I back up a few paces, looking from her to the knife in her hand. Imogen has never shown a tendency toward physical violence, and I doubt she knows how to wield a knife. Still, I’d rather not get struck by a recklessly handled piece of silverware, regardless of the lack of skill behind it.
She lunges again, and I whirl away from her knife hand. But it isn’t that hand that strikes me. It’s her open palm. She shoves it into my shoulder, sending me careening to the floor. I bite out a cry as I land hard on my hip. Imogen falls over my feet, wresting one of the shoes from it. Without the ribbons I normally secure them with, she easily frees one. I claim the other before she can take it too.
I scramble to my feet and dart toward the dressing table. She leaps for me with the knife, but I raise the glass heel above the corner. “I’ll break it!”
She freezes, understanding sparking in her eyes. If I break the shoe, the glamour will be broken too. “Don’t,” she says with a gasp. “Give it to me. I’ll give you the train ticket and you’ll be free.”
“I’m already free.” I lift the heel of the shoe high overhead and bring it down hard on the corner with all my might. The glass shatters, sending shards to the floor.

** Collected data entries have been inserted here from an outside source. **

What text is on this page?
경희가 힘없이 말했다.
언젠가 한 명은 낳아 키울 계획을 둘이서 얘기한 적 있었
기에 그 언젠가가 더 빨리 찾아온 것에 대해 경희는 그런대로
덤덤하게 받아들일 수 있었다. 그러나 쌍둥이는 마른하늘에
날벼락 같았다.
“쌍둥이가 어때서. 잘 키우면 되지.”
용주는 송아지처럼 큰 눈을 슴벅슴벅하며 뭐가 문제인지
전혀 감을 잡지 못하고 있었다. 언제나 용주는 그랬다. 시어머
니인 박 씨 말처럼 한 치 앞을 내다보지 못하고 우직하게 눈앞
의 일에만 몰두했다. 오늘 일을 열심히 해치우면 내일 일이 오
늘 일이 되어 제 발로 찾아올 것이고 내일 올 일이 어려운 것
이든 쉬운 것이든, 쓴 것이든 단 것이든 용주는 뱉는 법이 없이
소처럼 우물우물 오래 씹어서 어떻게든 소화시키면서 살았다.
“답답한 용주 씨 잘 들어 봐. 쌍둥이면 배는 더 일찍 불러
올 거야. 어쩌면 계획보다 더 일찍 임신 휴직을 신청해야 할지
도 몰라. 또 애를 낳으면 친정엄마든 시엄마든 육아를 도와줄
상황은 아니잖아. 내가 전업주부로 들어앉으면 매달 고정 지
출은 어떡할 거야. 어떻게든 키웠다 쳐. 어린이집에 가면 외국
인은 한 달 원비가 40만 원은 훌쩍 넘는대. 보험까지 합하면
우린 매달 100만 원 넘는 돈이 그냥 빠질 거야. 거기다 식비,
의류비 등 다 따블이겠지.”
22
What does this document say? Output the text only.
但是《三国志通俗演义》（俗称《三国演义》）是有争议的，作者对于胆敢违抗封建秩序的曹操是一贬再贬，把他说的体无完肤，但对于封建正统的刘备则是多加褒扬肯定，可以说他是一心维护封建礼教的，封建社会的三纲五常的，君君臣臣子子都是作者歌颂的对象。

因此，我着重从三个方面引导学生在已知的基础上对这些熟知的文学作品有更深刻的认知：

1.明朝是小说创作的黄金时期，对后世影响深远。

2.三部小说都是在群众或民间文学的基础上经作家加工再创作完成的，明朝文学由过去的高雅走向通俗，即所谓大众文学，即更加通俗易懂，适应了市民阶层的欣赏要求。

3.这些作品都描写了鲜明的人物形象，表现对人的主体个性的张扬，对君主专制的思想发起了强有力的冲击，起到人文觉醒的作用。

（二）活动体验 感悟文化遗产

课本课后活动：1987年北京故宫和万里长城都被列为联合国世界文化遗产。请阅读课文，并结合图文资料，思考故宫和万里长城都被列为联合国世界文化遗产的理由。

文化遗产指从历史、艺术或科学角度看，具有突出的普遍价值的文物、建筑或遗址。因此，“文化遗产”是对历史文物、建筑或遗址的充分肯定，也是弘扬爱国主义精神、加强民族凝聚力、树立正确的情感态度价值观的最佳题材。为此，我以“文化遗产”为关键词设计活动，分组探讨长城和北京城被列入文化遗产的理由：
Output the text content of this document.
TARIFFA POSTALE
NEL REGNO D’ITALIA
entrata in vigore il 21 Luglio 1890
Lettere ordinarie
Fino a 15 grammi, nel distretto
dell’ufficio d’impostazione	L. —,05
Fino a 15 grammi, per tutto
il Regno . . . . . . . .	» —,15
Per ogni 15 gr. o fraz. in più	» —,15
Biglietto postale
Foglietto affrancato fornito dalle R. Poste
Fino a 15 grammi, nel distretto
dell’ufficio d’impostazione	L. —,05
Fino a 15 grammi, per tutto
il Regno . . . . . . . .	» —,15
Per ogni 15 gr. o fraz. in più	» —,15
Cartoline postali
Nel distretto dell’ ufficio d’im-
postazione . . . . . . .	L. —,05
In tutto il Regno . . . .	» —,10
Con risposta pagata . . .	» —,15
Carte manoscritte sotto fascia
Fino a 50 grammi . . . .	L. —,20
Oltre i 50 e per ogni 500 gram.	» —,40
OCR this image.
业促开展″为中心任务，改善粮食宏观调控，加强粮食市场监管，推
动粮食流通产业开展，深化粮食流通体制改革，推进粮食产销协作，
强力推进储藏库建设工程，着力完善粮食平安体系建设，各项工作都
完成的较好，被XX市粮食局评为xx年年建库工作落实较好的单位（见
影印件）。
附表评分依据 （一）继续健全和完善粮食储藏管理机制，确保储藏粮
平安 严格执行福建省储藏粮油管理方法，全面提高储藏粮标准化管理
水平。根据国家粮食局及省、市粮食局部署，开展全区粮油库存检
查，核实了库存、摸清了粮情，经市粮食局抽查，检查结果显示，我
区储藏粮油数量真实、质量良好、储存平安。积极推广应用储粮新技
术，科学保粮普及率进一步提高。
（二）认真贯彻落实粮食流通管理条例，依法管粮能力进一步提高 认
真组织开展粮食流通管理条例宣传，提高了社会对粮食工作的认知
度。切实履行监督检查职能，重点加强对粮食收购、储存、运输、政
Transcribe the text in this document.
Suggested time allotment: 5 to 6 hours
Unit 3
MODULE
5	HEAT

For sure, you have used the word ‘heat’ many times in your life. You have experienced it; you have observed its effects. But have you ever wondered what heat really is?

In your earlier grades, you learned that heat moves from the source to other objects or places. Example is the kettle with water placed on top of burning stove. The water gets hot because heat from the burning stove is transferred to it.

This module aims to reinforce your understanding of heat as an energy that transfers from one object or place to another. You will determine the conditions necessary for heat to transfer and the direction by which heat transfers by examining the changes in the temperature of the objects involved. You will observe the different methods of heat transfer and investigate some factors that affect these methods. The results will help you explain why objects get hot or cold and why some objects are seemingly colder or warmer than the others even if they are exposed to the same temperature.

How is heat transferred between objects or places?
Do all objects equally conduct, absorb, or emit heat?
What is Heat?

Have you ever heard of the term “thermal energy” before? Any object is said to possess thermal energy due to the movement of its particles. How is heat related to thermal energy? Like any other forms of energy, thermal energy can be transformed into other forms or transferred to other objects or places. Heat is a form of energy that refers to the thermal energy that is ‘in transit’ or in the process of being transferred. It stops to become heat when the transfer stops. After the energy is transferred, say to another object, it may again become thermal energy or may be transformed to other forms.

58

With a cry, Imogen drops the knife and dives to the ground, seeking the broken pieces. “What have you done?” she wails. “You selfish, conniving—”
My door swings open. It isn’t Mrs. Coleman and the guards that I expect but a beautiful, towering woman with short silver hair. It’s Queen Nyxia.
Behind her stands Brother Marus.
45
EMBER
Nyxia whirls toward Marus, her voice like ice as she says, “Is this your supposed fiancée?”
He assesses me with a hard look. “Yes.”